For such a tiny lady, she had the biggest and strongest heart. Her smile said it all, the genuine happiness she felt whenever she saw any of us. It’s in the way she kept secrets and solved all of our problems with food. Speaking of, her tortilla de patata, ensaladilla, torijas, arroz con leche and her acclaimed roast potatoes will go down in generational history. She cooked with love and she loved to feed. If you weren’t stuffed by the end of a meal, she hadn’t done the job right.
What made gran so irreplaceable is that you didn’t have to know her well or long enough to remember her, she had the ability to make everyone love her so effortlessly. She could light up any given room with her laugh, she made everyone around her feel at ease, and her overuse of the phrase ‘hello darling’ was all part of her comforting character. She loved singing happy birthday in Italian, and so it became part of our family tradition. Although birthdays will never be the same, we’ll be singing as joyfully as you once used to.
Gran didn’t speak much English but over the years, she picked up a few British traits. The first being her love of tea, with four teaspoons of sugar, then her slathers of Lurpack on fresh bread, she was enthralled with UK soaps, in particular, Corrie and Emmerdale and more comically, she was a hush-hush Jeremey Kyle fan and loved ridiculing Boris Johnson and Donald Trump for their mop-like hair. She was funny, kind, gentle, truthful and so breathtakingly beautiful from the inside out.
Hindsight is a wonderful thing. And over time I’ve realised that our love, no matter how intense, could never match up to hers. She loved all of her children, grandchildren, their significant others and family so boldly, passionately and courageously. Despite everything, she faced the world with unparalleled hope and optimism.
She made me feel loved every day, unconditionally and I hope that she knew that my love was reciprocated enormously. I already miss her advice, but I know she will guide me through every opportunity and obstacle. Cheering me on from the side-lines.
Grief is unfamiliar territory for me, and the aftermath isn’t a one size fits all. I used to have this preconceived idea, and the reality doesn’t come close. But the last two weeks have reminded me that people are guests in your story – the same way you are only a guest in theirs, so make the chapters worth reading. I got 25 chapters with gran, each as valuable as the next but within those, my most treasured memories are ones where I would sing and dance for her in the living room, while she clapped from the comfort of her recliner.
Since her passing, I close my eyes and I go back to the Saturdays where we fed pigeons in the park before walking hand in hand to MacDonald’s for a happy meal. A custom I intend to pass down to my own grandchildren, although I might opt for a fruit bag too.
All of us here are incredibly lucky to have known her, we were blessed with a one-of-a-kind mother, selfless grandmother and an all-round best friend.

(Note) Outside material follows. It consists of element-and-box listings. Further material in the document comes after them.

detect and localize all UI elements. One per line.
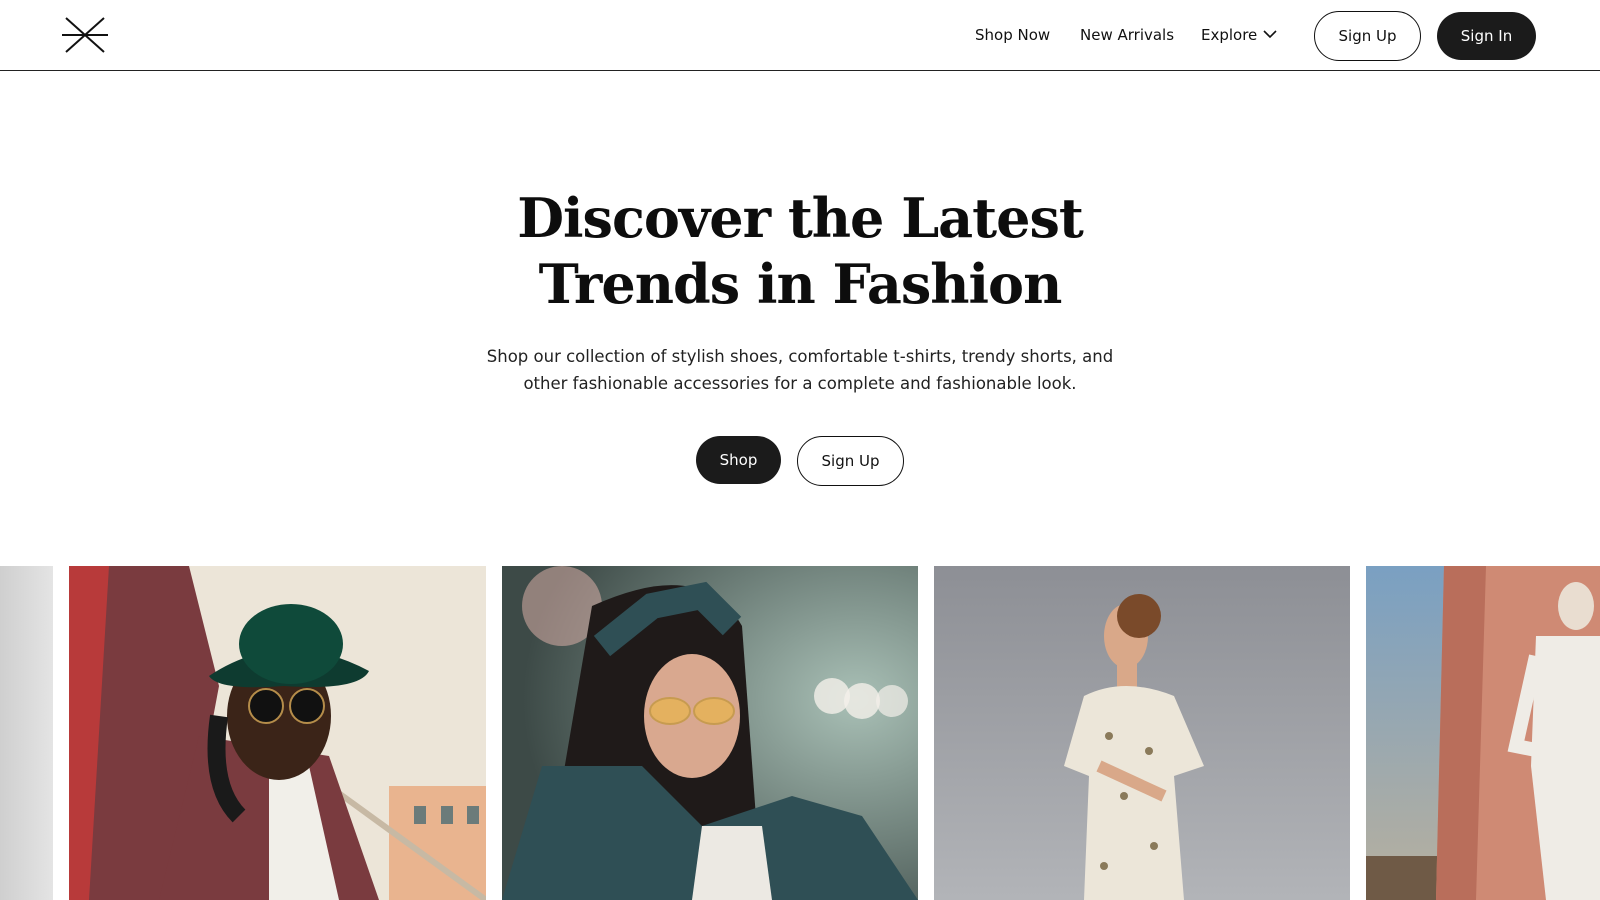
gallery-photo-hat[interactable] <box>69 566 486 900</box>
hero-title-line1: Discover the Latest <box>517 186 1084 250</box>
fashion-photo-gallery <box>0 566 1600 900</box>
header-sign-in-button[interactable]: Sign In <box>1437 12 1536 60</box>
gallery-photo-floral-dress[interactable] <box>934 566 1350 900</box>
hero-subtitle-line2: other fashionable accessories for a comp… <box>523 374 1077 393</box>
hero-title: Discover the Latest Trends in Fashion <box>300 185 1300 317</box>
hero-shop-button[interactable]: Shop <box>696 436 781 484</box>
gallery-photo-white-coat[interactable] <box>1366 566 1600 900</box>
top-navigation-bar: Shop Now New Arrivals Explore Sign Up Si… <box>0 0 1600 71</box>
photo-image <box>502 566 918 900</box>
photo-image <box>1366 566 1600 900</box>
header-sign-up-button[interactable]: Sign Up <box>1314 11 1421 61</box>
gallery-photo-partial-left[interactable] <box>0 566 53 900</box>
nav-shop-now[interactable]: Shop Now <box>975 25 1050 45</box>
hero-subtitle: Shop our collection of stylish shoes, co… <box>450 343 1150 397</box>
photo-image <box>69 566 486 900</box>
photo-image <box>0 566 53 900</box>
nav-explore[interactable]: Explore <box>1201 25 1277 45</box>
hero-sign-up-button[interactable]: Sign Up <box>797 436 904 486</box>
chevron-down-icon <box>1263 29 1277 38</box>
gallery-photo-denim[interactable] <box>502 566 918 900</box>
brand-logo-icon[interactable] <box>62 14 108 56</box>
photo-image <box>934 566 1350 900</box>
nav-explore-label: Explore <box>1201 26 1258 44</box>
hero-title-line2: Trends in Fashion <box>538 252 1063 316</box>
hero-subtitle-line1: Shop our collection of stylish shoes, co… <box>486 347 1114 366</box>
nav-new-arrivals[interactable]: New Arrivals <box>1080 25 1174 45</box>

If there’s anything that I’ve learnt from this hardship it’s that if gran could hold on to life for so long despite her pain, then we can certainly get through this difficult time and honour her legacy going forward. She never took life for granted, and she lived it to the full. In fact, she always used to say that this life was a holiday and that one day we would move onto a better place, so it’s with the heaviest heart that I say rest in sweet peace.
Give our love to granddad, your parents, our furry friends and everyone else with you. I love you every day. And now I will miss you every day. But tonight, when I picture your eyes as I fall asleep, I’ll tell myself that it’ll be alright because this isn’t goodbye, it’s a see you later. I promise we’ll be dancing together again very soon.